Yeah. If that makes sense. Yeah, no, that’s great. I’m not saying it doesn’t make him happy, like it sure it totally can make him happy, but he doesn’t love you more because you’re a worship leader at a church with 10,000 people who not one bit. In fact, I would say this is a whole nother conversation.
How long are we’re gonna go? It’s keep going. It’s we’ve been studying Genesis, but it like Genesis one is crazy that it says that there. It says, and there was evening and morning the first day, and there was evening and morning the second day. And I’ve read that since I was a kid and never thought, wait a.
It should be. There’s morning and evening. It always starts with evening. There’s, just recently been studying the Bible through an eastern perspective, through a Jewish perspective. And what they teach is that the Toro was written to the Jews after slavery. So for 400 years of slavery, A Jews identity and their self worth was based on what they could produce.

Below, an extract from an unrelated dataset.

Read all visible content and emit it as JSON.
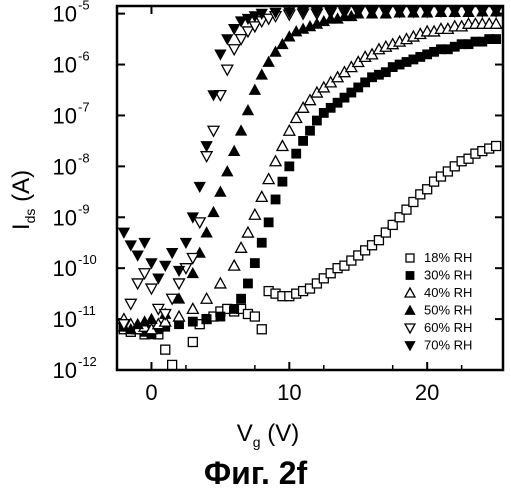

Yeah. Because they were brick makers. So your value as a human was how many bricks you could produce in a day. Yeah. So when God told his story to Moses and said, I want you to write this down. He said, I want you to write down, there was evening and morning the first. And what the rabbis teach is, the reason they teach that is to tell people that God, like your value to God is not in what you can produce and your value to God is really comes with who you are when you’re at rest.
Yeah. When you lay your head on the pillow to sleep at night that’s when you need to listen to what God says about you. Yeah. That’s when you, that’s when you can hear him say, I love you, man. I love you, daughter. I love you, son. Not for what you’re doing. Just I love you for who you are at rest. So number one, encouragement would be to worship leaders that your value doesn’t come with what you do.

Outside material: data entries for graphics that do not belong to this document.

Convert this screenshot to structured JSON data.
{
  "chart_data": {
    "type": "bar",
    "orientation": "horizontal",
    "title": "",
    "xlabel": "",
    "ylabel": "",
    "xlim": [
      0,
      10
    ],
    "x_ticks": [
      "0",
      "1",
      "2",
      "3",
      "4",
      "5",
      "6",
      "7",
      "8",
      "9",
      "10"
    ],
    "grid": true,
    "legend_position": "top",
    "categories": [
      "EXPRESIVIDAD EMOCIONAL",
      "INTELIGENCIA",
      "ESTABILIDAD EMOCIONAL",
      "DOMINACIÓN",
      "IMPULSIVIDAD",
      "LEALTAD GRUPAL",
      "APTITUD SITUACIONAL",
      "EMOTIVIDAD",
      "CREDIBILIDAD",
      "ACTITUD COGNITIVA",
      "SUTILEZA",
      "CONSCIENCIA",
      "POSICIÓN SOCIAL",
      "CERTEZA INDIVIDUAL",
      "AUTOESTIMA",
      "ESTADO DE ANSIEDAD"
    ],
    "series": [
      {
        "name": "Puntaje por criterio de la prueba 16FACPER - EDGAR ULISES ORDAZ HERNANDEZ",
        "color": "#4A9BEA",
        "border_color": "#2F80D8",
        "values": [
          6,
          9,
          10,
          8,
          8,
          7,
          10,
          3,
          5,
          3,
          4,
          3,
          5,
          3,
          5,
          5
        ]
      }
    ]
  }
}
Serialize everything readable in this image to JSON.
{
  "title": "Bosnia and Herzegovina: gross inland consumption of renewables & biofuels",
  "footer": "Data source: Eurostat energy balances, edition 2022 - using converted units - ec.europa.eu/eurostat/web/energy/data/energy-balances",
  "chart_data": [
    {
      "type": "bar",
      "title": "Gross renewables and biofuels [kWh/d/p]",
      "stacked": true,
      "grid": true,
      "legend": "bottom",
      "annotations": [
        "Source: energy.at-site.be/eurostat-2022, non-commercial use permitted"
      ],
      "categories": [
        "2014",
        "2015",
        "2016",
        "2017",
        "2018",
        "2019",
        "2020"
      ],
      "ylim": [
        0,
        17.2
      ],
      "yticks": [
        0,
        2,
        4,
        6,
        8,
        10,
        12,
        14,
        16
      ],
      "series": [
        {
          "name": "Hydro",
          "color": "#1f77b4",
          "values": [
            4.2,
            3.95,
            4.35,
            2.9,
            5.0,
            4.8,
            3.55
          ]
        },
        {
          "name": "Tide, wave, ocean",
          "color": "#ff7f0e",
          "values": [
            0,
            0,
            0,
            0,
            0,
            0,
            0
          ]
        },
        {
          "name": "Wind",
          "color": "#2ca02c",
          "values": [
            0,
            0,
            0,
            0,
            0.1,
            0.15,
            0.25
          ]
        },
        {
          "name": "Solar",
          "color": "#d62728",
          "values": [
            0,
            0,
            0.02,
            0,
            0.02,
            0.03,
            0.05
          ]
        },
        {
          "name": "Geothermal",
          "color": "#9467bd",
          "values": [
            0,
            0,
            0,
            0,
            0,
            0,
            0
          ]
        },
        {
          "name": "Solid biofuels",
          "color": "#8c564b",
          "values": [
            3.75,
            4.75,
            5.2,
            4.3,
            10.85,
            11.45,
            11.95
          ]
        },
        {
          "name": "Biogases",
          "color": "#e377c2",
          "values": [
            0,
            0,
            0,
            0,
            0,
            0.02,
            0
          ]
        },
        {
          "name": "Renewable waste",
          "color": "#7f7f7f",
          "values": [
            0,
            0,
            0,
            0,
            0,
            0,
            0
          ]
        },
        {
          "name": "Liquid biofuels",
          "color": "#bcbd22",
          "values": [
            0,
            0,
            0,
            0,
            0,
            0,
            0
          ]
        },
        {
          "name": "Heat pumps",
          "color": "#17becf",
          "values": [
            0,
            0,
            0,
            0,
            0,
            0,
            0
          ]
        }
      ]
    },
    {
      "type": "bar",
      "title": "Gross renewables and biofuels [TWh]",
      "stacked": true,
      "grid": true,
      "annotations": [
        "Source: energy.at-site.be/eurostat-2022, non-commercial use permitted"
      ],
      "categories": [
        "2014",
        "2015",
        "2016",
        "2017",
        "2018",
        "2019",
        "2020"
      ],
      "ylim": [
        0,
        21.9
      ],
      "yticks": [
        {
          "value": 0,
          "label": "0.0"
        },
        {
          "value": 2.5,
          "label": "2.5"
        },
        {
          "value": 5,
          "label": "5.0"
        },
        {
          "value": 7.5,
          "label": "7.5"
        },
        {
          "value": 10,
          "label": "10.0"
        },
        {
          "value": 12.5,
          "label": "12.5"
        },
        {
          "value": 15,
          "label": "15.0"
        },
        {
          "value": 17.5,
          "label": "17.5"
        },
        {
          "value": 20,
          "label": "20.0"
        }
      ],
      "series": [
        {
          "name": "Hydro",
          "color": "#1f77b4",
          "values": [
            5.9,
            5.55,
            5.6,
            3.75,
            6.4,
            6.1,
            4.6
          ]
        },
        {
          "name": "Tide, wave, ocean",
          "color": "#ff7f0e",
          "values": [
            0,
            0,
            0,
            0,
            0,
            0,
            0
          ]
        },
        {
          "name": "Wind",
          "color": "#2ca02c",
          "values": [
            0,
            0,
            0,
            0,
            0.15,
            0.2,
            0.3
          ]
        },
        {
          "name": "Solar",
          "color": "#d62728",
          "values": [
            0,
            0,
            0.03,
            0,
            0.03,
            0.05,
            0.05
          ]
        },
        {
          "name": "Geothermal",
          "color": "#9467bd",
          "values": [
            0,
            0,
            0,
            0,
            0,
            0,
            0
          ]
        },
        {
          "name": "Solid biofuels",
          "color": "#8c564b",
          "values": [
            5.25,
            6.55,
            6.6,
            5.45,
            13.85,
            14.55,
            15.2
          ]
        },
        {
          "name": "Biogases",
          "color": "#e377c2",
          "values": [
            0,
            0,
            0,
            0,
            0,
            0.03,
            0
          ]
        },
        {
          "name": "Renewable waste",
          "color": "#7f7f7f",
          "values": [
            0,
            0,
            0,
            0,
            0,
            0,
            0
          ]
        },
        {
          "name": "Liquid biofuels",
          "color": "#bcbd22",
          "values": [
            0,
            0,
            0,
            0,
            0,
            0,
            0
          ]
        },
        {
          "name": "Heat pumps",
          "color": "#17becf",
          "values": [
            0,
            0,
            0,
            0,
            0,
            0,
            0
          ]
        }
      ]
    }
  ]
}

Number two would. I would encourage you to elevate your priesthood. And start speaking the name of Jesus Monday through Saturday. Yeah. Not just to your team, but at your kid’s soccer game. Yep. Or at the grocery store or at Home Depot. Bro, I was at Home Depot not too long ago and I ran into a guy and we were talking right by the lawn mo.
Just like catching up. I was like, how you doing? And he told me that he had just lost his job. He and his wife were having to move in with her parents. And I said, Hey bro, can I pray for you? Yeah. And he was like, yeah, sure. And I was like, no. Like now, like right now by the lawn, by the lawnmowers and Mike walk off.
Yes. Yeah. Yeah. By the lawnmowers and. Yeah. And so I was like this may be awkward. Two dudes standing face to face in Home Depot, but I’m gonna lay, I’m gonna lay hands on you and I’m gonna pray for you. Yeah. So I prayed for him, spoke the name of Jesus over his family, Jesus, over his job situation.
Jesus be glorified, blah, blah, blah. He literally called me the next day and he goes, bro, you’re not gonna believe this. He was like, when I was driving home yesterday, I got a call from an interview that I did and they offered me a job and I’m taking the job. I don’t tell, I don’t tell you that story to go, oh, look at me, I’m awesome.
I tell you that story to say for me, I am trying to also practice what I preach and it is awkward for me in a Home Depot to lay my hands on somebody and. But what I can tell you is if you’ll fight through the awkwardness, God answers prayers cuz he loves when his kids speak his name over people.